No. 6 PU Open Crew Excited by 7-0 Start But Has Plenty of Room for Improvement
OPEN THROTTLE: Members of the Princeton University women’s open crew varsity 8 power through the water in a race earlier this season. Last Saturday, Princeton’s top boat edged Yale to win the Eisenberg Cup. The sixth-ranked Tigers, now 7-0, row at Dartmouth on April 22. (Photo Courtesy of Princeton’s Office of Athletic Communications)
It didn’t take long for the Princeton University women’s open crew varsity 8 to make a statement this spring.
Opening the season by hosting nemesis Brown and Michigan State in late March, the Tigers posted an impressive victory covering the 2,000-meter course on Lake Carnegie in 6:28.5 with the Bears taking second in 6:30.9 and the Spartans coming in third at 6:31.5.
Princeton head coach Lori Dauphiny was heartened by the opening day triumph.
“Brown is always very competitive; they come prepared,” said Dauphiny. “It was a great way to start the season and we were excited by the result.”
Building on that start, Princeton’s top boat defeated Columbia and Clemson on April 1 and then cruised past Harvard and Cornell a week later to win the Class of 1975 Cup. Last Saturday, the sixth-ranked Tigers held off a late surge by No. 8 and previously undefeated Yale to win the Eisenberg Cup and improve to 7-0.
“I think we are making progress step by step, which is good,” said Dauphiny. “We are really developing through the year.”
Dauphiny credits senior co-captains Catherine Babiec and Georgie Howe with helping to spark that development.
“They have been really leading by example from the early fall and I think that their message is a positive one for the team,” said Dauphiny.

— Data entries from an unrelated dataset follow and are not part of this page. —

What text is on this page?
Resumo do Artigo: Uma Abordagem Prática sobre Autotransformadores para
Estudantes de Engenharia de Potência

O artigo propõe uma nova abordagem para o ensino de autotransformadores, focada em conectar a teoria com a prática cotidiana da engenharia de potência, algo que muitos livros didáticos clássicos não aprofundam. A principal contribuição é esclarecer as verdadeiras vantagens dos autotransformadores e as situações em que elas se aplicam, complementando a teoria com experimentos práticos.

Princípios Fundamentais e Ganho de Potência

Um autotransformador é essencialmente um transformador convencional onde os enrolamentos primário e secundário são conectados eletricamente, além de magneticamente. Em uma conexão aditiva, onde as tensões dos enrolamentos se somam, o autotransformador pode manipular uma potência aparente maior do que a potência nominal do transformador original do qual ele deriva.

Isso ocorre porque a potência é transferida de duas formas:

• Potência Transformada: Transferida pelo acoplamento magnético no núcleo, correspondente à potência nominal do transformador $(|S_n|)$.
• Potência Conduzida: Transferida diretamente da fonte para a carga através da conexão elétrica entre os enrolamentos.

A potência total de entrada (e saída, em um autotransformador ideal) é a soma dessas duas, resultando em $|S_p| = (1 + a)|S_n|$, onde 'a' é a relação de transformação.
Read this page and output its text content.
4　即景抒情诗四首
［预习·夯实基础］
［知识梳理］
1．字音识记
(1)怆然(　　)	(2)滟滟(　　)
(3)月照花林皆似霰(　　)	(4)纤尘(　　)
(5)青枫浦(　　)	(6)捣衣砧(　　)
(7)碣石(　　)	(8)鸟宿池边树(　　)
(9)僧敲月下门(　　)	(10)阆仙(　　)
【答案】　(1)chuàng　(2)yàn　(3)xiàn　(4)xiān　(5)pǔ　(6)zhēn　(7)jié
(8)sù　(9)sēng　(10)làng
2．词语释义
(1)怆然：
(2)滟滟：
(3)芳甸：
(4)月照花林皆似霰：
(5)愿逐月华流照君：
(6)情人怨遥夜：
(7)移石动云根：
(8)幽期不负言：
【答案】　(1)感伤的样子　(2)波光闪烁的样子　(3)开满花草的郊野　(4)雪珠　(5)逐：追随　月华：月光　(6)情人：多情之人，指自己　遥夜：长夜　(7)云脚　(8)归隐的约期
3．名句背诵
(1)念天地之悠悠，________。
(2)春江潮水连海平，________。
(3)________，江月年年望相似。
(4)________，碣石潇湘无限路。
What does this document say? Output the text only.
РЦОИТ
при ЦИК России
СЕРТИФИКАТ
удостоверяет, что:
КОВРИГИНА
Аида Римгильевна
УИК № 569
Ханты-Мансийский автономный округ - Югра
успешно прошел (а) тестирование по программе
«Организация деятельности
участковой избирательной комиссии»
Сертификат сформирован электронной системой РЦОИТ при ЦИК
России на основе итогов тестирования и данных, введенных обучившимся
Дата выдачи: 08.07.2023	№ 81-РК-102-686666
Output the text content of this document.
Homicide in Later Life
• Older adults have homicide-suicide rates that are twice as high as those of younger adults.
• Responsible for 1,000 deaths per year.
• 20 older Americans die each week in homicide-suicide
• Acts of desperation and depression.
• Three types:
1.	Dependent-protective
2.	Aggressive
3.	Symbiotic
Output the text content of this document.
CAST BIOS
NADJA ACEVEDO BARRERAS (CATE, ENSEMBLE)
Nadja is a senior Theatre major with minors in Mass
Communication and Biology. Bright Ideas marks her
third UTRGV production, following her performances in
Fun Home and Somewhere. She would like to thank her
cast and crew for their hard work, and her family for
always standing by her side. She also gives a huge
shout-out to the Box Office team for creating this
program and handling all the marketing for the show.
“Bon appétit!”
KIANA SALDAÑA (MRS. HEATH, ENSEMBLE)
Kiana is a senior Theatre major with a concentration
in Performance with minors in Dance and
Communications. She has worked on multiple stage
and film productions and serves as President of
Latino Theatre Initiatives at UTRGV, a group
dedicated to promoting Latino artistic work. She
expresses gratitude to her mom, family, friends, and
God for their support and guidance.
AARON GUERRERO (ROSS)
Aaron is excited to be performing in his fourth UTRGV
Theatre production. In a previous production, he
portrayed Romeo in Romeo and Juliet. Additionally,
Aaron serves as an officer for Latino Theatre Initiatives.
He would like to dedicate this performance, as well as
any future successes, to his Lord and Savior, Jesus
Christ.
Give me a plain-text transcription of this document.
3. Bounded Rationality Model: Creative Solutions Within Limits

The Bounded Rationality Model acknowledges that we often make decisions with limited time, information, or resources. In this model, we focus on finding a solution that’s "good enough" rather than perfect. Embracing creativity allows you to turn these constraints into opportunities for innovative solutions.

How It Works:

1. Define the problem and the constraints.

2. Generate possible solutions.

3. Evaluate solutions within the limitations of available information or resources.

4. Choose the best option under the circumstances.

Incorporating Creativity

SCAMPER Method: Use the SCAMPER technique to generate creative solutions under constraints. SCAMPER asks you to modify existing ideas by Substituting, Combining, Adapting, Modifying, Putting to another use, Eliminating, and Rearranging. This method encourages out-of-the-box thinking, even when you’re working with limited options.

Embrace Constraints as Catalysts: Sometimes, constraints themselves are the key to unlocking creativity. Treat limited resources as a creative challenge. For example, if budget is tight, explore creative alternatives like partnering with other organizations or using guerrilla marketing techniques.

“They want to carry some of the momentum that we built last year—the momentum being good vibes and go fast. We are a positive team. We will have our setbacks but they are always striving forward.”
The positive approach exuded by Babiec and Howe has rubbed off on the program’s younger rowers.
“I think the sophomore class has showed nice progress from last year,” said Dauphiny.
“Sophomore year is a tough year at Princeton; you take more classes and it is not all new like it was your freshman year. I feel that the sophomore class has really been tested and has come out on top.”
In beating Yale last Saturday on the Housatonic River in New Haven, Conn., Princeton passed a serious test. The varsity 8 led at the 1,500-meter mark and withstood a strong move by the Bulldogs down the stretch to win the race by 1.2 seconds.
“Yale did a really nice job in that last 500, it was their home course which is nice because you know where you are; when you are in foreign water, you don’t really know the landmarks,” said Dauphiny.
“We had the lead and the upper hand at that point and they ate up half a boat length there, one seat, two seats, three seats and four seats. The Princeton varsity 8 could have imploded. Instead, they kept their heads on their shoulders and that was good. They just kept at it and they didn’t let the other crew rattle them. I think that definitely shows the maturity; it also shows that we need to make some improvements.”
Dauphiny is looking for her top boat to be sharper from start to finish.
“We need to work on certain aspects of our racing; we are not great at shifting cadence and being effective at the new cadence,” explained Dauphiny.
“That is something we are continuing to work on. We are just coming to it now in the season. Prior to that, we were figuring out other issues, like starts. We are moving on to examining our race plan more carefully and fine-tuning some of those points that we haven’t really been able to work on.”
While there are things to clean up technically, Dauphiny has no qualms with her squad’s overall competitive approach.
“I am very proud of the whole team,” said Dauphiny. “Last weekend was challenging for us and I feel like the team handled it with maturity and a positive attitude. Overall it is a good team spirit and enthusiasm. It is a great way to start the season and now we are in the middle of the season.”
With Princeton heading north this weekend to row at Dartmouth on April 22, Dauphiny knows her rowers can’t rest on their laurels.
“Undefeated doesn’t mean anything at this point because the season is at a time when all teams are developing, not just us,” said Dauphiny.
“I am well aware from our upset last year [winning the Ivy League regatta grand final after losing to Brown in the season opener] and getting the upper hand. That can happen at any championship.”